Venezuela’s great paradox is that it holds the worlds’ largest known oil reserves yet cannot feed its own citizens or keep the lights on in its major cities. Riots around the country are laying bare the effects of corruption and decades of socialist policies. Venezuela’s oil production has been declining for years, going from 3.3 million barrels a day in 1997 to about 1.9 million barrels a day in 2016. Venezuela cannot afford to produce the oil it needs to sell. It costs approximately $18 to produce a barrel of oil in Venezuela, but not all of that cost is due to Chavez and Maduro’s policies. Most of Venezuela’s reserves consist of oil that is expensive to recover, making it less valuable (when still in the ground) and more difficult to exploit.

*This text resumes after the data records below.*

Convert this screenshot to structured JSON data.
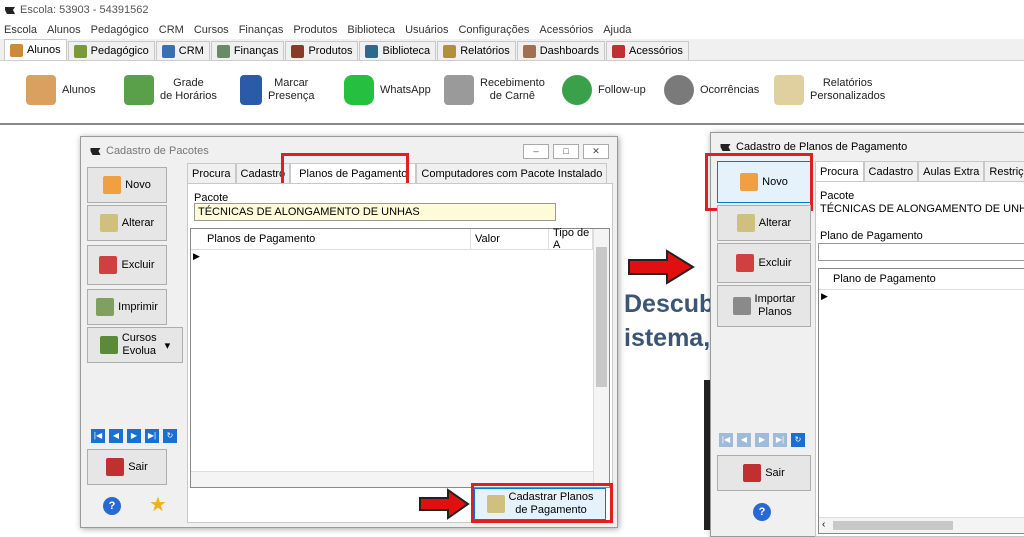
{
  "app": {
    "title": "Escola: 53903 - 54391562"
  },
  "menu": [
    "Escola",
    "Alunos",
    "Pedagógico",
    "CRM",
    "Cursos",
    "Finanças",
    "Produtos",
    "Biblioteca",
    "Usuários",
    "Configurações",
    "Acessórios",
    "Ajuda"
  ],
  "tabs": [
    "Alunos",
    "Pedagógico",
    "CRM",
    "Finanças",
    "Produtos",
    "Biblioteca",
    "Relatórios",
    "Dashboards",
    "Acessórios"
  ],
  "ribbon": {
    "alunos": "Alunos",
    "grade1": "Grade",
    "grade2": "de Horários",
    "marcar1": "Marcar",
    "marcar2": "Presença",
    "whatsapp": "WhatsApp",
    "receb1": "Recebimento",
    "receb2": "de Carnê",
    "followup": "Follow-up",
    "ocorrencias": "Ocorrências",
    "relat1": "Relatórios",
    "relat2": "Personalizados"
  },
  "background": {
    "line1": "Descub",
    "line2": "istema,"
  },
  "win1": {
    "title": "Cadastro de Pacotes",
    "btn_novo": "Novo",
    "btn_alterar": "Alterar",
    "btn_excluir": "Excluir",
    "btn_imprimir": "Imprimir",
    "btn_cursos1": "Cursos",
    "btn_cursos2": "Evolua",
    "btn_sair": "Sair",
    "tabs": [
      "Procura",
      "Cadastro",
      "Planos de Pagamento",
      "Computadores com Pacote Instalado"
    ],
    "pacote_label": "Pacote",
    "pacote_value": "TÉCNICAS DE ALONGAMENTO DE UNHAS",
    "cols": [
      "Planos de Pagamento",
      "Valor",
      "Tipo de A"
    ],
    "cad1": "Cadastrar Planos",
    "cad2": "de Pagamento"
  },
  "win2": {
    "title": "Cadastro de Planos de Pagamento",
    "btn_novo": "Novo",
    "btn_alterar": "Alterar",
    "btn_excluir": "Excluir",
    "btn_importar1": "Importar",
    "btn_importar2": "Planos",
    "btn_sair": "Sair",
    "tabs": [
      "Procura",
      "Cadastro",
      "Aulas Extra",
      "Restriçõ"
    ],
    "pacote_label": "Pacote",
    "pacote_value": "TÉCNICAS DE ALONGAMENTO DE UNHAS",
    "plano_label": "Plano de Pagamento",
    "col": "Plano de Pagamento"
  },
  "colors": {
    "highlight": "#e02020",
    "arrow": "#e01010"
  }
}
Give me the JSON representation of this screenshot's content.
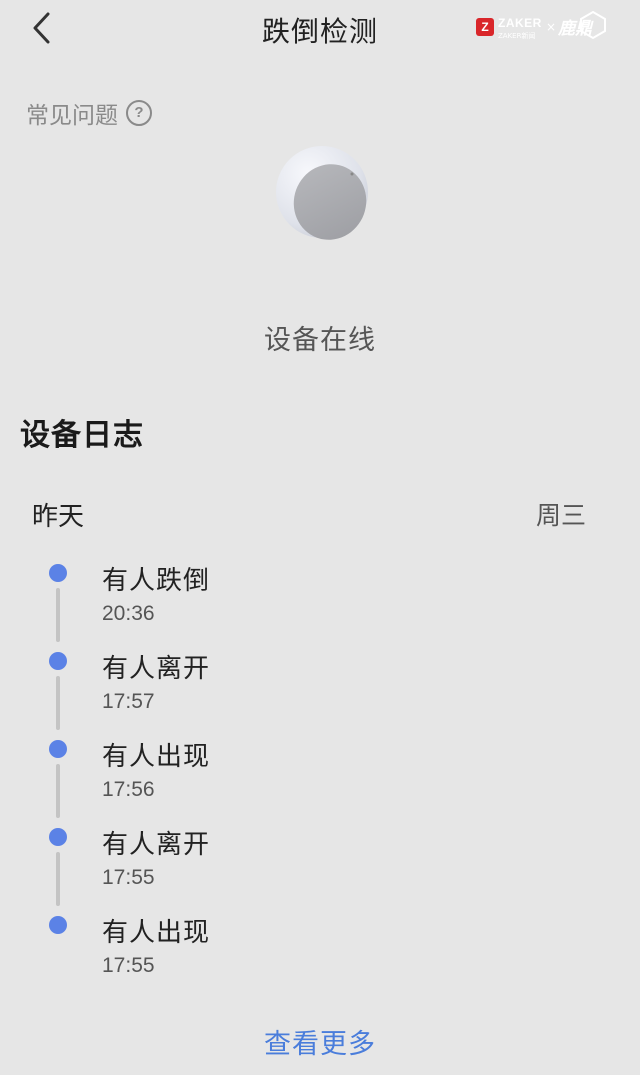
{
  "header": {
    "title": "跌倒检测",
    "back_icon": "chevron-left-icon"
  },
  "watermark": {
    "logo_letter": "Z",
    "brand": "ZAKER",
    "sub": "ZAKER新闻",
    "x": "×",
    "partner": "鹿鼎"
  },
  "faq": {
    "label": "常见问题",
    "icon": "?"
  },
  "device": {
    "image_icon": "sensor-device-icon",
    "status": "设备在线"
  },
  "log": {
    "section_title": "设备日志",
    "day": "昨天",
    "weekday": "周三",
    "accent_color": "#5b82e6",
    "events": [
      {
        "label": "有人跌倒",
        "time": "20:36"
      },
      {
        "label": "有人离开",
        "time": "17:57"
      },
      {
        "label": "有人出现",
        "time": "17:56"
      },
      {
        "label": "有人离开",
        "time": "17:55"
      },
      {
        "label": "有人出现",
        "time": "17:55"
      }
    ]
  },
  "footer": {
    "view_more": "查看更多"
  }
}
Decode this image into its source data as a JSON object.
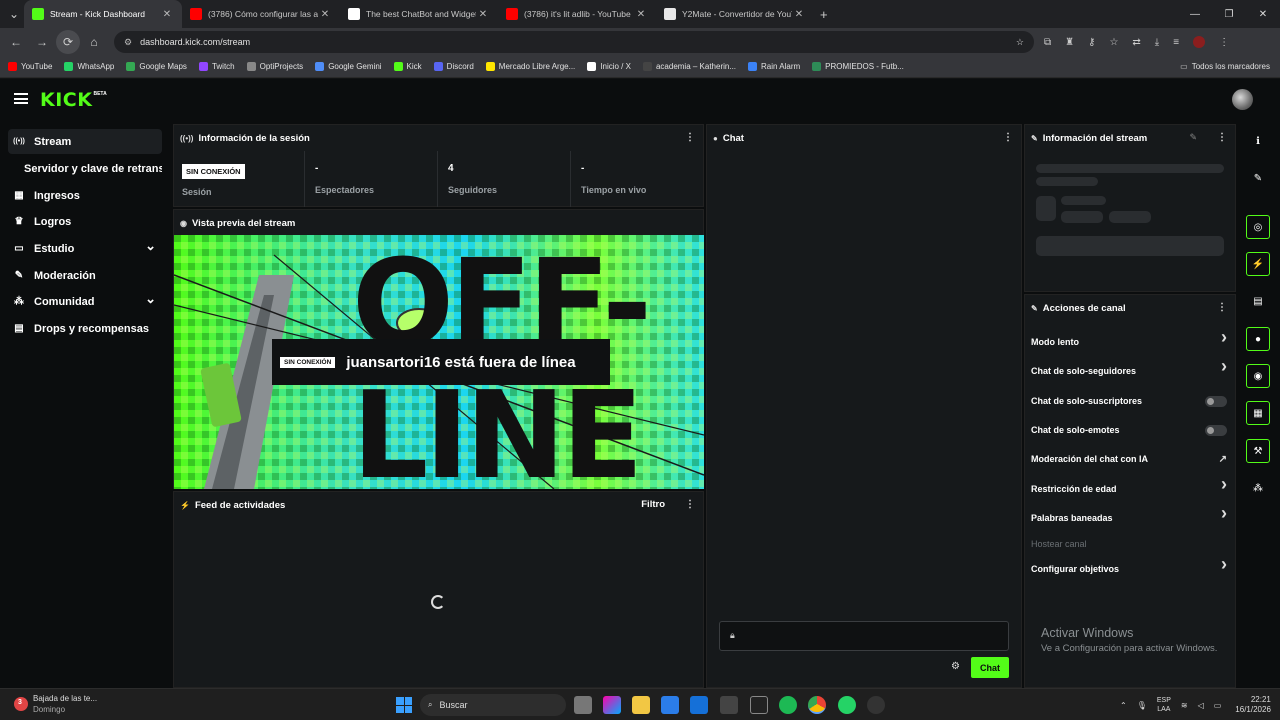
{
  "browser": {
    "tabs": [
      {
        "title": "Stream - Kick Dashboard",
        "active": true,
        "favicon_color": "#53fc18"
      },
      {
        "title": "(3786) Cómo configurar las aler",
        "active": false,
        "favicon_color": "#ff0000"
      },
      {
        "title": "The best ChatBot and Widgets",
        "active": false,
        "favicon_color": "#ffffff"
      },
      {
        "title": "(3786) it's lit adlib - YouTube",
        "active": false,
        "favicon_color": "#ff0000"
      },
      {
        "title": "Y2Mate - Convertidor de YouTu",
        "active": false,
        "favicon_color": "#e8e8e8"
      }
    ],
    "url": "dashboard.kick.com/stream",
    "bookmarks": [
      {
        "label": "YouTube",
        "color": "#ff0000"
      },
      {
        "label": "WhatsApp",
        "color": "#25d366"
      },
      {
        "label": "Google Maps",
        "color": "#34a853"
      },
      {
        "label": "Twitch",
        "color": "#9146ff"
      },
      {
        "label": "OptiProjects",
        "color": "#888888"
      },
      {
        "label": "Google Gemini",
        "color": "#4f8df7"
      },
      {
        "label": "Kick",
        "color": "#53fc18"
      },
      {
        "label": "Discord",
        "color": "#5865f2"
      },
      {
        "label": "Mercado Libre Arge...",
        "color": "#ffe600"
      },
      {
        "label": "Inicio / X",
        "color": "#ffffff"
      },
      {
        "label": "academia – Katherin...",
        "color": "#444444"
      },
      {
        "label": "Rain Alarm",
        "color": "#3b82f6"
      },
      {
        "label": "PROMIEDOS - Futb...",
        "color": "#2e8b57"
      }
    ],
    "all_bookmarks": "Todos los marcadores"
  },
  "app": {
    "logo": "KICK",
    "logo_badge": "BETA",
    "accent": "#53fc18"
  },
  "sidebar": {
    "items": [
      {
        "label": "Stream",
        "icon": "stream-icon"
      },
      {
        "label": "Servidor y clave de retransm",
        "icon": ""
      },
      {
        "label": "Ingresos",
        "icon": "income-icon"
      },
      {
        "label": "Logros",
        "icon": "trophy-icon"
      },
      {
        "label": "Estudio",
        "icon": "studio-icon",
        "chevron": true
      },
      {
        "label": "Moderación",
        "icon": "wrench-icon"
      },
      {
        "label": "Comunidad",
        "icon": "community-icon",
        "chevron": true
      },
      {
        "label": "Drops y recompensas",
        "icon": "drops-icon"
      }
    ]
  },
  "session": {
    "title": "Información de la sesión",
    "status_badge": "SIN CONEXIÓN",
    "stats": [
      {
        "value": "",
        "label": "Sesión"
      },
      {
        "value": "-",
        "label": "Espectadores"
      },
      {
        "value": "4",
        "label": "Seguidores"
      },
      {
        "value": "-",
        "label": "Tiempo en vivo"
      }
    ]
  },
  "preview": {
    "title": "Vista previa del stream",
    "offline_badge": "SIN CONEXIÓN",
    "offline_message": "juansartori16 está fuera de línea",
    "art_word_top": "OFF-",
    "art_word_bottom": "LINE"
  },
  "feed": {
    "title": "Feed de actividades",
    "filter": "Filtro"
  },
  "chat": {
    "title": "Chat",
    "send_label": "Chat"
  },
  "stream_info": {
    "title": "Información del stream"
  },
  "channel_actions": {
    "title": "Acciones de canal",
    "items": [
      {
        "label": "Modo lento",
        "control": "arrow"
      },
      {
        "label": "Chat de solo-seguidores",
        "control": "arrow"
      },
      {
        "label": "Chat de solo-suscriptores",
        "control": "toggle"
      },
      {
        "label": "Chat de solo-emotes",
        "control": "toggle"
      },
      {
        "label": "Moderación del chat con IA",
        "control": "external"
      },
      {
        "label": "Restricción de edad",
        "control": "arrow"
      },
      {
        "label": "Palabras baneadas",
        "control": "arrow"
      },
      {
        "label": "Hostear canal",
        "control": "none",
        "disabled": true
      },
      {
        "label": "Configurar objetivos",
        "control": "arrow"
      }
    ]
  },
  "watermark": {
    "line1": "Activar Windows",
    "line2": "Ve a Configuración para activar Windows."
  },
  "taskbar": {
    "notification_title": "Bajada de las te...",
    "notification_sub": "Domingo",
    "notification_count": "3",
    "search": "Buscar",
    "lang1": "ESP",
    "lang2": "LAA",
    "time": "22:21",
    "date": "16/1/2026"
  }
}
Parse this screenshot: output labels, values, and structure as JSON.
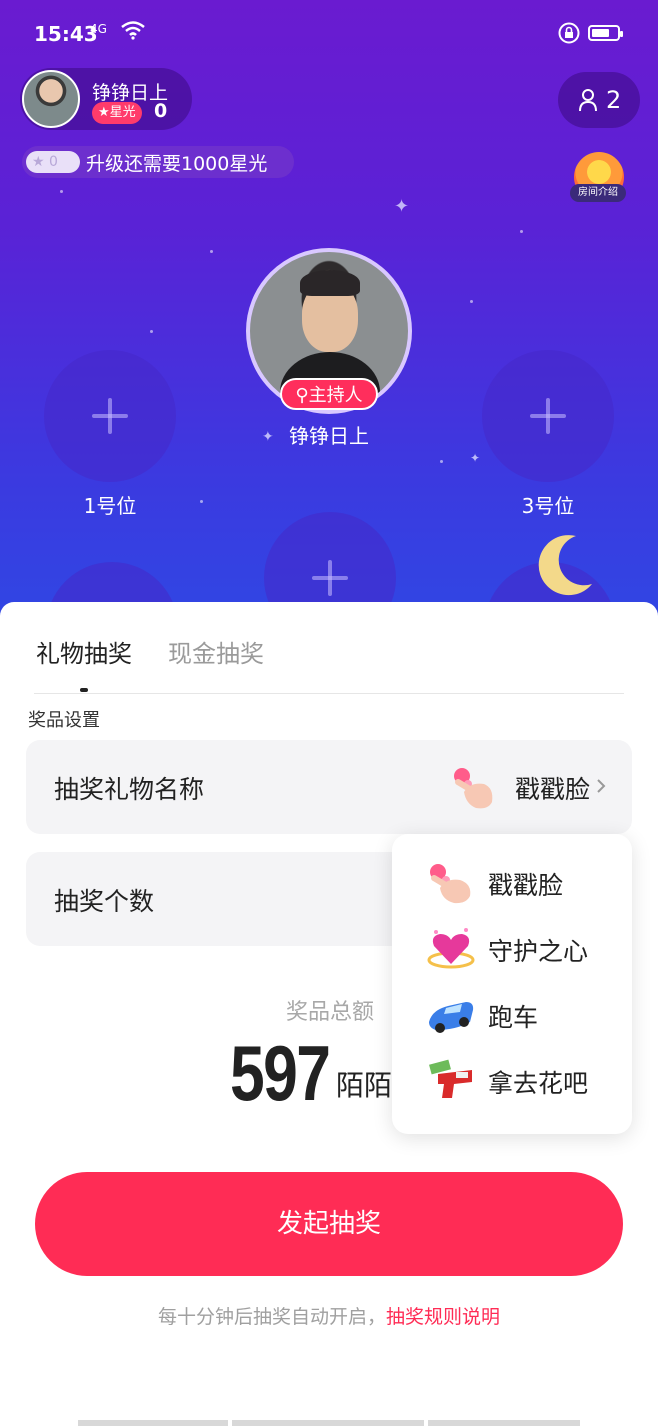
{
  "status_bar": {
    "time": "15:43",
    "network": "4G"
  },
  "room": {
    "host_chip": {
      "name": "铮铮日上",
      "star_badge": "★星光",
      "star_count": "0"
    },
    "online": {
      "count": "2",
      "icon": "person-icon"
    },
    "level": {
      "level_value": "★ 0",
      "upgrade_text": "升级还需要1000星光"
    },
    "intro_button": {
      "label": "房间介绍"
    },
    "host_seat": {
      "tag": "主持人",
      "name": "铮铮日上"
    },
    "seats": [
      {
        "label": "1号位"
      },
      {
        "label": "3号位"
      }
    ]
  },
  "sheet": {
    "tabs": [
      {
        "label": "礼物抽奖",
        "active": true
      },
      {
        "label": "现金抽奖",
        "active": false
      }
    ],
    "section_title": "奖品设置",
    "gift_name_row": {
      "label": "抽奖礼物名称",
      "value": "戳戳脸"
    },
    "count_row": {
      "label": "抽奖个数"
    },
    "total": {
      "label": "奖品总额",
      "value": "597",
      "unit": "陌陌"
    },
    "dropdown": {
      "options": [
        {
          "label": "戳戳脸",
          "icon": "poke-face-icon"
        },
        {
          "label": "守护之心",
          "icon": "heart-gem-icon"
        },
        {
          "label": "跑车",
          "icon": "sports-car-icon"
        },
        {
          "label": "拿去花吧",
          "icon": "money-gun-icon"
        }
      ]
    },
    "start_button": "发起抽奖",
    "rules": {
      "text": "每十分钟后抽奖自动开启，",
      "link": "抽奖规则说明"
    }
  },
  "colors": {
    "accent": "#ff2c55",
    "room_top": "#6a1bd0",
    "room_bottom": "#2f48e4"
  }
}
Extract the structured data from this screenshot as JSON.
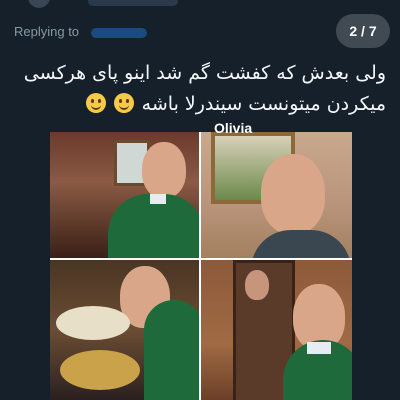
{
  "header": {
    "reply_label": "Replying to",
    "counter": "2 / 7"
  },
  "tweet": {
    "line1": "ولی بعدش که کفشت گم شد اینو پای هرکسی",
    "line2": "میکردن میتونست سیندرلا باشه"
  },
  "media": {
    "watermark": "Olivia",
    "photos": [
      {
        "id": "p1",
        "description_icon": "man-in-kitchen"
      },
      {
        "id": "p2",
        "description_icon": "man-closeup-painting"
      },
      {
        "id": "p3",
        "description_icon": "man-with-tea-set"
      },
      {
        "id": "p4",
        "description_icon": "man-by-mirror"
      }
    ]
  },
  "colors": {
    "background": "#15202b",
    "text": "#f5f8fa",
    "secondary_text": "#8899a6",
    "sweater": "#1f6a3a"
  }
}
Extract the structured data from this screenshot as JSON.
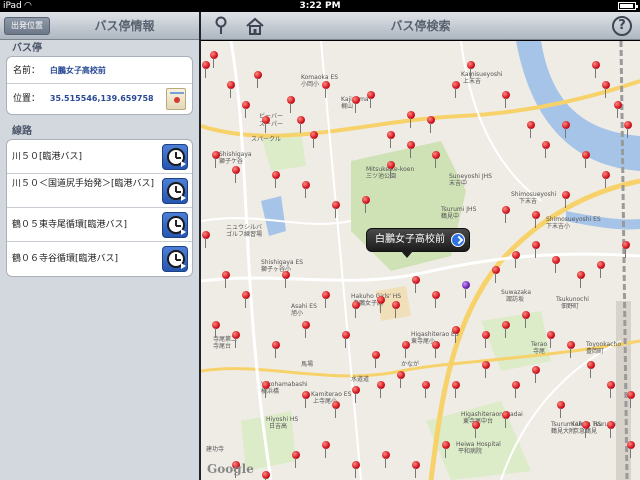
{
  "status_bar": {
    "carrier": "iPad",
    "time": "3:22 PM"
  },
  "left": {
    "back_button": "出発位置",
    "title": "バス停情報",
    "stop_section": "バス停",
    "name_label": "名前：",
    "name_value": "白鵬女子高校前",
    "position_label": "位置：",
    "position_value": "35.515546,139.659758",
    "routes_section": "線路",
    "routes": [
      {
        "label": "川５０[臨港バス]"
      },
      {
        "label": "川５０＜国道尻手始発＞[臨港バス]"
      },
      {
        "label": "鶴０５東寺尾循環[臨港バス]"
      },
      {
        "label": "鶴０６寺谷循環[臨港バス]"
      }
    ]
  },
  "right": {
    "title": "バス停検索",
    "help": "?",
    "callout": "白鵬女子高校前",
    "google": "Google"
  },
  "map_labels": [
    "Komaoka ES",
    "小岡小",
    "Kajiyama",
    "梶山",
    "ビーバー",
    "スーパー",
    "Shishigaya",
    "獅子ケ谷",
    "スパークル",
    "Kamisueyoshi",
    "上末吉",
    "Mitsukeike-koen",
    "三ツ池公園",
    "Terao JHS",
    "寺尾中",
    "Suneyoshi JHS",
    "末吉中",
    "Shimosueyoshi",
    "下末吉",
    "Shishigaya ES",
    "獅子ヶ谷小",
    "ニュウシルバ",
    "ゴルフ練習場",
    "Hakuho Girls' HS",
    "白鵬女子高",
    "Asahi ES",
    "旭小",
    "Suwazaka",
    "諏訪坂",
    "Tsukunochi",
    "佃野町",
    "Tsurumi JHS",
    "鶴見中",
    "寺尾第二",
    "寺尾台",
    "Higashiterao ES",
    "東寺尾小",
    "Terao",
    "寺尾",
    "Yokohamabashi",
    "横浜橋",
    "Kamiterao ES",
    "上寺尾小",
    "Hiyoshi HS",
    "日吉高",
    "Higashiteraonakadai",
    "東寺尾中台",
    "Tsurumi Univ. HS",
    "鶴見大附",
    "Keikyu Tsurumi",
    "京急鶴見",
    "Toyookacho",
    "豊岡町",
    "馬場",
    "建功寺",
    "水道道",
    "かなが",
    "Heiwa Hospital",
    "平和病院",
    "Shimosueyoshi ES",
    "下末吉小"
  ]
}
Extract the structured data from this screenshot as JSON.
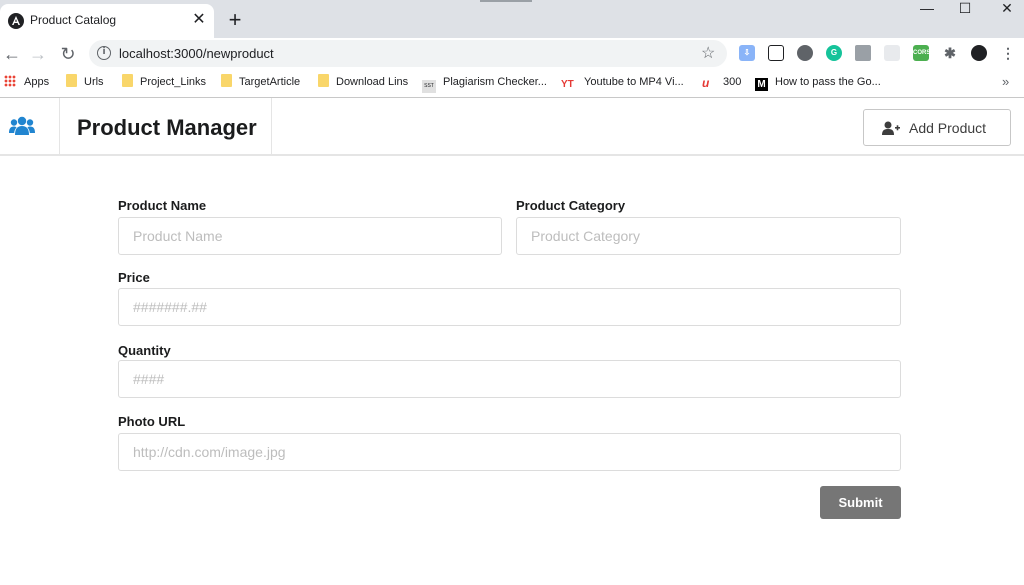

Venezuela became a major oil producer when easily recoverable oil was discovered in Lake Maracaibo in 1914. Venezuela knew it had heavy oil in the Orinoco Belt, but this oil is difficult and expensive to retrieve. In 2006, the national oil company started accessing it, meaning that Venezuela’s recoverable oil reserves rival Saudi Arabia’s. However, production from the Orinoco Belt is still extremely costly.

Oil production from tar sands is one of the more expensive forms of oil production today. The procedures used to extract oil from the tar sands are expensive. Moreover, once extracted, the heavy oil must be blended for most uses. When the average price of oil was in the upper $20/barrel range, Venezuela was losing money with each sale.

In comparison, Saudi Arabia’s costs to produce a barrel of oil are estimated at below $10 (and could be as low as $2 a barrel in some areas). Aramco’s incredible efficiency can account for some of the country’s low production costs, but Saudi Arabia’s reserves and oil are more accessible. Saudi oil is mostly found in “conventional” deposits and the terrain is not difficult to drill through, despite the hot climate. Saudi Aramco has also invested billions of dollars in infrastructure, technology, and personnel to make its operations as efficient as possible.

Venezuela’s fault was that it relied on its oil industry at the expense of other aspects of its economy, when its particular oil industry is especially vulnerable in a market with fluctuating prices. The central planners neglected farming, manufacturing and other industries and instead imported basic goods paid for with profits from oil exports. Moreover, the government did not invest to improve efficiency. Venezuela has plenty of oil to sell, but not enough money to get it out of the ground.